At dusk, the buildings in Loudoun County, Virginia, reveal themselves when you drive by. Lined with chain-link fencing and substations that appear almost industrial-gothic in the orange light, they are enormous, windowless, hum-quiet from the road but loud up close.
This area is known to the locals as “Data Center Alley.” It seemed like a curiosity a few years ago. It now has the appearance of a frontier town that expanded too quickly for its own water table.
| Category | Detail |
|---|---|
| Primary Issue | Energy and water consumption by hyperscale AI data centers |
| Geographic Hotspots | Northern Virginia, Phoenix, Dallas, central Washington, rural Iowa |
| U.S. Data Center Share of Electricity (Projected, 2026) | Roughly 6% of national consumption |
| Major Operators | Amazon Web Services, Microsoft, Google, Meta, Oracle |
| Average Water Use per Large Facility | Hundreds of millions of gallons annually for cooling |
| Single LLM Training Footprint | Thousands of MWh, hundreds of tons of CO₂ |
| Most Strained Resource Locally | Freshwater in arid states like Arizona and Nevada |
| Common Power Source | Mix of natural gas, coal (in some regions), and renewables |
| Regulatory Status | Largely fragmented; few federal disclosure rules |
| Emerging Solutions | Liquid cooling, off-peak training, on-site solar, small modular reactors |
There is a body to the American AI boom. It doesn’t actually reside in the cloud. It resides in locations like this, as well as in Phoenix’s suburbs and the renovated warehouses outside of Dallas, where the air conditioning is more demanding than the servers. Investors appear to think that the buildout is still in its early stages. Based on their grid forecasts, the utilities concur. It’s remarkable how infrequently the topic of how much all of this really costs—not in dollars, but in kilowatt hours, gallons, and air quality close to communities that didn’t request to host the future—comes up.
Once you sit with the numbers, they become unsettling. A single large language model’s training can consume thousands of megawatt hours and release hundreds of tons of carbon dioxide, which is equivalent to the yearly emissions of several hundred American homes put together.

The daily task of responding to a billion prompts, or inference, has subtly grown to be the greater expense. Data centers in the United States are expected to use nearly 6% of the country’s electricity by 2026. It’s not a rounding error. That is a tiny nation in Europe that is connected to the wall.
The part that doesn’t make news but probably ought to is the water. To prevent the chips from melting, hyperscale facilities employ evaporative cooling, in which freshwater literally rises into the atmosphere. Communities in Arizona are witnessing new server farms negotiate water deals while locals are asked to let their lawns die, as decades-long droughts have already forced cities into awkward rationing discussions. Speaking with those who live close to these locations gives the impression that something is wrong with the social compact. Somewhere else, the advantages flow. The local thirst persists.
The industry may find a solution on its own schedule. Google and Microsoft both release sustainability reports. Liquid cooling, which uses significantly less water, has been aggressively adopted by some operators. A few are entering into contracts for nuclear power, including small modular reactors that could completely alter the calculations if they come to pass. Solar has been purchased by Amazon on a never-before-seen scale. This is all real. However, none of it is moving quickly enough on its current course.

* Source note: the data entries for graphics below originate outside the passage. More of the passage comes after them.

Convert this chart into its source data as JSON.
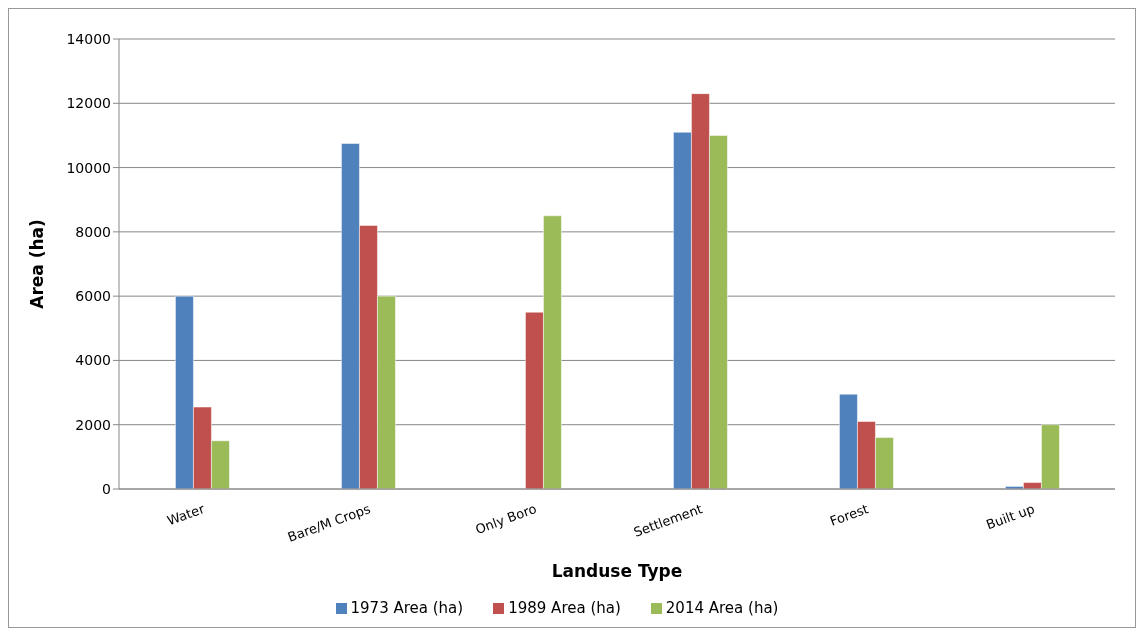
{
  "chart_data": {
    "type": "bar",
    "xlabel": "Landuse Type",
    "ylabel": "Area (ha)",
    "categories": [
      "Water",
      "Bare/M Crops",
      "Only Boro",
      "Settlement",
      "Forest",
      "Built up"
    ],
    "series": [
      {
        "name": "1973 Area (ha)",
        "color": "#4f81bd",
        "values": [
          6000,
          10750,
          0,
          11100,
          2950,
          80
        ]
      },
      {
        "name": "1989 Area (ha)",
        "color": "#c0504d",
        "values": [
          2550,
          8200,
          5500,
          12300,
          2100,
          200
        ]
      },
      {
        "name": "2014 Area (ha)",
        "color": "#9bbb59",
        "values": [
          1500,
          6000,
          8500,
          11000,
          1600,
          2000
        ]
      }
    ],
    "ylim": [
      0,
      14000
    ],
    "yticks": [
      0,
      2000,
      4000,
      6000,
      8000,
      10000,
      12000,
      14000
    ],
    "grid": "y",
    "legend": "bottom"
  }
}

A new reactor is more glamorous than what might actually solve it. The first step is disclosure, which is actual, audited, facility-level reporting on power and water consumption. The EPA already mandates this type of environmental data for other heavy industries. It continues with more intelligent siting guidelines that prevent concentrating loads in watersheds that are already under stress. It includes time-of-day training,
in which models are trained during the cleanest grid conditions. Furthermore, the federal government must likely approach AI infrastructure as a public-interest project with public-interest safeguards, just as it did with the interstate highway system.
As we watch this play out, it seems like we’re following a long-standing American pattern. Build first, measure later, and eventually offer an apology. In the 1980s, the semiconductor industry did something similar. Fracking did the same. The electric grid wasn’t built for the AI boom, which is larger and faster. The cost of the technology might be justified. However, the places that gain the least should not bear the brunt of the cost, which should at least be apparent.